How to place a stop loss on a candlestick pattern

A stop loss sits a small buffer below the pattern's low — which is also its invalidation level. Keep it off the exact low, or a normal wick test will stop you out of a trade that is still valid. How much room to give it:

  • Fixed — a few ticks or cents past the low. Best for: low-volatility, liquid stocks where the noise is small and you want a quick rule with no math.
  • Percentage — about 0.1% to 0.5% beyond the level.

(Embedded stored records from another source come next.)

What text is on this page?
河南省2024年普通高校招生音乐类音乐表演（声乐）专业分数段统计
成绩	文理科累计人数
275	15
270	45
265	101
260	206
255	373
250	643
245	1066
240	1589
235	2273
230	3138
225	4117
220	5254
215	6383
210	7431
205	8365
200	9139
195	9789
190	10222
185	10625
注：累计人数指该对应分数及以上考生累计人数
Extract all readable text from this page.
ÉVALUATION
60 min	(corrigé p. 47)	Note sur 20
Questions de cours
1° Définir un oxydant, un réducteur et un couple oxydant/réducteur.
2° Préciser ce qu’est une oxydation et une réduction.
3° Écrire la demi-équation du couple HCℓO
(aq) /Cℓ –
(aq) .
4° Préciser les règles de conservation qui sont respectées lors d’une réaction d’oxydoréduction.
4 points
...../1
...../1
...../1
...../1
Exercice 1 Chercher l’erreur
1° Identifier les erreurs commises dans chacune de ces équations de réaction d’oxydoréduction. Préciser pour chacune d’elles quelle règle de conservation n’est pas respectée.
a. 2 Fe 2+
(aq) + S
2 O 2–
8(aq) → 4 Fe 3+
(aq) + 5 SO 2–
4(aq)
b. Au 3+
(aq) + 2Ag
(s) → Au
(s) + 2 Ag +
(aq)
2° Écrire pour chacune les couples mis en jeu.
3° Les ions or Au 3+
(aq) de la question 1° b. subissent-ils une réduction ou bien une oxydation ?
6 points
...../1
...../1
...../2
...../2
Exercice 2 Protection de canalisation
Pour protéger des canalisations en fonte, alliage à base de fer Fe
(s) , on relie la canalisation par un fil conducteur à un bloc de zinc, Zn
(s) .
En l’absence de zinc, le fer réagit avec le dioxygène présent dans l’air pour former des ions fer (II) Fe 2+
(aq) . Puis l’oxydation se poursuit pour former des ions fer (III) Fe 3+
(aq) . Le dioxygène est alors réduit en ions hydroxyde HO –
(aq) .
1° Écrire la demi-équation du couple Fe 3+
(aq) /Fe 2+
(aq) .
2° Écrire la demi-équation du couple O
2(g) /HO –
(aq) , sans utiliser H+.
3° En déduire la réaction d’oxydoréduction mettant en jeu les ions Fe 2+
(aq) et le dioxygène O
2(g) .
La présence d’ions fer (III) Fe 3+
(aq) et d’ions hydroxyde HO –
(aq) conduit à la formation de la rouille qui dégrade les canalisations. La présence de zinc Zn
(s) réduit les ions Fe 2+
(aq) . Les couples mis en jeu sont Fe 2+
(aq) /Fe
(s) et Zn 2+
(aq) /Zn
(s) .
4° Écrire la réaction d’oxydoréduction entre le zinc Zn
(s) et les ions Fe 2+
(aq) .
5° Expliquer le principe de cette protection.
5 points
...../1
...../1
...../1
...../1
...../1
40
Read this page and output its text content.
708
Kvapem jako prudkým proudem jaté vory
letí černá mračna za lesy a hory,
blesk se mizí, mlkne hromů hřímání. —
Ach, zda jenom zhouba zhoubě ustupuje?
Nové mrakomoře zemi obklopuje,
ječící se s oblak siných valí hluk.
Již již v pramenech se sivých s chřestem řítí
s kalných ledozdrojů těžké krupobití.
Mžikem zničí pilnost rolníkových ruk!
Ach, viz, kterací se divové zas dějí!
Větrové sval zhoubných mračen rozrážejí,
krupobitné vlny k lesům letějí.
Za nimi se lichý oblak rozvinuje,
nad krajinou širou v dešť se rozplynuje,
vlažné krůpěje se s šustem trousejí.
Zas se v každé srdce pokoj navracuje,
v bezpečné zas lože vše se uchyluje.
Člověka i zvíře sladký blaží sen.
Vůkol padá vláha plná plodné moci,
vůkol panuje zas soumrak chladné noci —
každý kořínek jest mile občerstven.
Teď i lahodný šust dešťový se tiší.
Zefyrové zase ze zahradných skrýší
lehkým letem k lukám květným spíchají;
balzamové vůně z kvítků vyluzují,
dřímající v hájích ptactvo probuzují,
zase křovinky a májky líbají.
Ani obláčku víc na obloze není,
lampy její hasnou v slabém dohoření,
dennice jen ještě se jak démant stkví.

Best for: automated or scanner-based strategies that apply one rule across many stocks at different prices.
  • Volatility (ATR) — about 0.5x to 1.5x ATR. Best for: high-volatility stocks like small-caps — the buffer automatically widens for big movers and tightens for calm ones.
  • Structure — set the stop beyond the nearest swing low or support when one sits just past the pattern, instead of the candle's low. Best for: trades resting on defined support, giving the position room to develop above real structure.

FAQ

What is the difference between a stop loss and an invalidation level?

They are closely related but not the same. The invalidation level is structural — the exact price that proves the pattern wrong, such as the low of a bullish reversal. It does not depend on you; it is the same for everyone reading the chart. The stop loss is the order you actually place to act on that level, set a small buffer beyond it so ordinary noise does not eject you from a trade that is still valid. Put simply: invalidation is where the pattern fails, and the stop loss is how you protect your capital when it does.

Should a stop loss go above or below the wick?

Below the wick, for a long trade. The lower wick marks the true low of the session — the price buyers defended. A stop below the body instead sits inside the pattern's own range, where ordinary price action will hit it. So place it a few ticks below the lowest wick, not the close or the body.

How far below the low should a stop loss be?

Far enough to clear normal noise, no further. There is no fixed number — common choices are a few ticks or cents, a small percentage of price (about 0.1% to 0.5%), or a fraction of the Average True Range (about 0.5x to 1.5x ATR) for names that move more. The goal is to sit just outside routine wicks while keeping the loss small enough to protect your reward-to-risk.

Should a candlestick stop loss be tight or wide?

It is a trade-off, not a fixed rule. A tighter stop — closer to the entry — improves your reward-to-risk but is shaken out more easily by normal noise; a wider stop survives the noise but costs more when the trade fails. Which fits depends on the pattern's structure and your risk tolerance. Whichever you choose, the distance from entry to stop is what sets your position size for a fixed risk per trade: a wider stop means a smaller position to keep the dollar risk the same.

When should I move a stop loss to breakeven?

Once the trade has proven itself — commonly after price has moved about one multiple of your initial risk in your favour, or after it clears the next level of structure. Moving the stop to your entry price removes the downside while leaving room for the trade to run. It is a trade-management decision the pattern does not dictate: the candlestick tells you where the idea fails, but how you protect an open profit is up to your plan.